• L'ordre des facteurs sonne toujours trois fois

    Ce matin, la leçon de mathématiques des CE1 portait sur l'ordre des facteurs. Et zut... juste la semaine où on m'explique, à moi la pas-matheuse-du-tout, que c'est très difficile pour un enfant de moins de huit ans...  Bien sûr, les autres années, ma leçon a toujours fonctionné et je ne me souviens pas de difficultés insurmontables mais allez savoir... D'ici à ce que ça me porte la poisse, cette re-révélation (on me l'avait déjà dit, il y a assez longtemps mais j'avoue que j'avais oublié).
     Si l'enfant de sept ans à huit ans peut, de lui-même, comprendre que l'achat de trois bonbons à 50 centimes pièce lui feront dépenser 150 centimes, il lui est quasiment impossible de réaliser que l'achat de 50 bonbons à 3 centimes [si, si, quand j'étais petite, il y en avait : des fraises chimiques, rose vif, à 1 centime de franc. C'était à la boulangerie au-dessus du bâtiment de l'ENS où on habitait, je me souviens très bien ! On déboulait à sept ou huit là-bas dedans, gosses de profs et gosses de factotums, c'était super...]  lui coûterait aussi 150 centimes.

    Hier soir, du coup, j'ai vraiment bien préparé mon tableau. À gauche, j'ai positionné des aimants en 6 rangées de 5 aimants. En-dessous, il y avait des ronds dessinés à la craie, 4 rangées de 8...
     Et à droite, quatre opérations écrites en ligne : 3 x 43 (prononcer 3 multiplié par 43) ; 5 x 21 ; 4 x 62 et 2 x 540...

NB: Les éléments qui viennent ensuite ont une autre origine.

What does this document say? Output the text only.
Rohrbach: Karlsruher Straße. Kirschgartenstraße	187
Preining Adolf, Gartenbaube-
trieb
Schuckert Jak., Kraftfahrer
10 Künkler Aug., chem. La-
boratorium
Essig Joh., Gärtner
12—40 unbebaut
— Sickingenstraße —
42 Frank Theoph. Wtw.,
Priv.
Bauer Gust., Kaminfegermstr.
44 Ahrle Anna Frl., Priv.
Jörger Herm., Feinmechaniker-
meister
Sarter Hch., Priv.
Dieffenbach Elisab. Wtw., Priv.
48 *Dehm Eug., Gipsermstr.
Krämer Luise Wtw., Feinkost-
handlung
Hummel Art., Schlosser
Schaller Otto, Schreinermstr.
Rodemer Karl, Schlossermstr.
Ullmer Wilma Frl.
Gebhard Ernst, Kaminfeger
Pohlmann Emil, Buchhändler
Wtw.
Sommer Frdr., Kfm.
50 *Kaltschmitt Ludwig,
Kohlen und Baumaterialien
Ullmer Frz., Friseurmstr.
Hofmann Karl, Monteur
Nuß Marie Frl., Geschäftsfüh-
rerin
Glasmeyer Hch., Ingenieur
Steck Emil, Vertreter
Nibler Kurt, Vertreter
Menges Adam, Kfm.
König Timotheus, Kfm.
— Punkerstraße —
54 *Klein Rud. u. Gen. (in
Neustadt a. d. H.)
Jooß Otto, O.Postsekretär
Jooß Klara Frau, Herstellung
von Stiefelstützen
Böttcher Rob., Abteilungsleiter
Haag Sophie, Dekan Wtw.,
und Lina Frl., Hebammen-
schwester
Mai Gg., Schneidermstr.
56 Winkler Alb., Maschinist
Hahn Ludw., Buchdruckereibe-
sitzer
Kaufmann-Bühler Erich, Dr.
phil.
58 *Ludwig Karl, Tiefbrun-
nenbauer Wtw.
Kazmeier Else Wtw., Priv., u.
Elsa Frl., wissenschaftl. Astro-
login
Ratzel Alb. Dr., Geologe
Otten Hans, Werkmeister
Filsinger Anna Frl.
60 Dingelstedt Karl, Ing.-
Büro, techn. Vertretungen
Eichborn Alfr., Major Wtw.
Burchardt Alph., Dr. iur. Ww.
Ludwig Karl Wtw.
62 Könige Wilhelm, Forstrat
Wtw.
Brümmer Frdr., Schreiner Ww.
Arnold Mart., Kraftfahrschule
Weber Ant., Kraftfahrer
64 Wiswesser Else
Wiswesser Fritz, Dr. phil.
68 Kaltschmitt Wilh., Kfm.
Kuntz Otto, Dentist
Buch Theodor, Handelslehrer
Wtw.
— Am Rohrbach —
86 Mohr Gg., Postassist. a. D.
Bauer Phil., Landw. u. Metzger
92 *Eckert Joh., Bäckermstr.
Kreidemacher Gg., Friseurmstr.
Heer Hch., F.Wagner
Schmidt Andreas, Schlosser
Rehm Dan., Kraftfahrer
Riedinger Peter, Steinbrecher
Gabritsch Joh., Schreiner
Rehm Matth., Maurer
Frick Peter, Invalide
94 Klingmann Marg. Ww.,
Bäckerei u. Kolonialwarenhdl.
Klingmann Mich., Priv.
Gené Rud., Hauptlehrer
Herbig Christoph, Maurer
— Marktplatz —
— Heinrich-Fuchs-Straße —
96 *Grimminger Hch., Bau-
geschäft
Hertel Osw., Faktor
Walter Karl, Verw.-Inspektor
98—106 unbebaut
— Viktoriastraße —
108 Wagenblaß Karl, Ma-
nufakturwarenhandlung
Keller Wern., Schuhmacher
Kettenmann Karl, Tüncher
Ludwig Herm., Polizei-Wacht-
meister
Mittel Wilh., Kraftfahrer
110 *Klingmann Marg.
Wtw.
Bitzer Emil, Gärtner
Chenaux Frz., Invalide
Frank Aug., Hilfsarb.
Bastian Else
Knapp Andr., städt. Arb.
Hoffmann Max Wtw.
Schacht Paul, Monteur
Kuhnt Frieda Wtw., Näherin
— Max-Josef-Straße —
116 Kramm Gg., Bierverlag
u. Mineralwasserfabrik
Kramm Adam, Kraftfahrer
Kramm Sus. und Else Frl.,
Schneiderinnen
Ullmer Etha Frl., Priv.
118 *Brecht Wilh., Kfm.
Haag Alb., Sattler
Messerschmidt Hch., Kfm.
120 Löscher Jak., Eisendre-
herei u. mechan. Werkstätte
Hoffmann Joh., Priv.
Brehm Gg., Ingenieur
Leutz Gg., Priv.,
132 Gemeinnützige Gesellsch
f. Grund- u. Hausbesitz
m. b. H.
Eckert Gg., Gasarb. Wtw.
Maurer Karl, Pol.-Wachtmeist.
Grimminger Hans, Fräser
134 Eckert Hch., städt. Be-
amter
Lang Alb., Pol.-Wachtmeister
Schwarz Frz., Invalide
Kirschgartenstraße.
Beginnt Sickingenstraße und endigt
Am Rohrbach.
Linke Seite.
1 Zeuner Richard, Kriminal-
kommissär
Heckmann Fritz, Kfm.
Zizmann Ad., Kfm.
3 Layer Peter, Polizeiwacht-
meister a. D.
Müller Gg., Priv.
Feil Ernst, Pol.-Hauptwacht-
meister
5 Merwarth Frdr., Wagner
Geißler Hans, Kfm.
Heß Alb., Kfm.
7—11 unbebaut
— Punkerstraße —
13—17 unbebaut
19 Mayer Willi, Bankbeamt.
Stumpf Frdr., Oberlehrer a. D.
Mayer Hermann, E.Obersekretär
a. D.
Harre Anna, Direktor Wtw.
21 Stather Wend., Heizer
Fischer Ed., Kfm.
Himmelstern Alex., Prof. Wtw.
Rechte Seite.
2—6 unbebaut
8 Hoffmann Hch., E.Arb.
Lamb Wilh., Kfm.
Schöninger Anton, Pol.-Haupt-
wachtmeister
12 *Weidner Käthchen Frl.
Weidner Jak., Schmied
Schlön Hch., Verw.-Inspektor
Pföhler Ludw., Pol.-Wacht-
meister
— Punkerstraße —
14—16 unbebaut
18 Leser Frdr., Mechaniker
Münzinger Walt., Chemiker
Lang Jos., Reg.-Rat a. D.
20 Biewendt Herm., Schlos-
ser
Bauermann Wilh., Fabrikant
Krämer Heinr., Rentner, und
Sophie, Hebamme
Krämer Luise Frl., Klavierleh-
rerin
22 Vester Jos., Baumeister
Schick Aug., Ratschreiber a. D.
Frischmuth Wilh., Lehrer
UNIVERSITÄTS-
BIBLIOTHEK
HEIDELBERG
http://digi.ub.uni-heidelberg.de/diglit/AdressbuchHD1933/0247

    À l'heure dite, j'installe mes sept élèves de Grande Section, mes sept élèves de CP et mes huit élèves de CE1 face au tableau... "Combien ai-je positionné d'aimants au tableau ?" Les petits GS s'affairent... quelques CP ainsi qu'un CE1 aussi.  Les autres ont déjà le doigt levé.
    Je laisse parler un élève de CP, issu du groupe des compteurs, qui me dit : "Cinq... dix... quinze... vingt... vingt-cinq... trente ! Il y a trente aimants !"
     Les doigts levés s'impatientent : "On ne doit pas faire comme ça. Il faut dire l'opération. Là, il y a 6 rangées de 5 aimants. C'est 5 aimants multiplié par 6. Six fois cinq, c'est égal à 30..."
    J'envoie un élève de GS compter les aimants de la première rangée. Celui chargé de la deuxième rangée me dit :" C'est 5 aussi, parce qu'ils sont juste en-dessous de ceux d'en haut ! Et après, encore 5, encore 5, encore 5, encore 5 !"
     Un autre vient compter les rangées. Il y en a 6. Six rangées de cinq. Les CP me dictent alors l'opération : 5 aimants x 6 = 30 aimants.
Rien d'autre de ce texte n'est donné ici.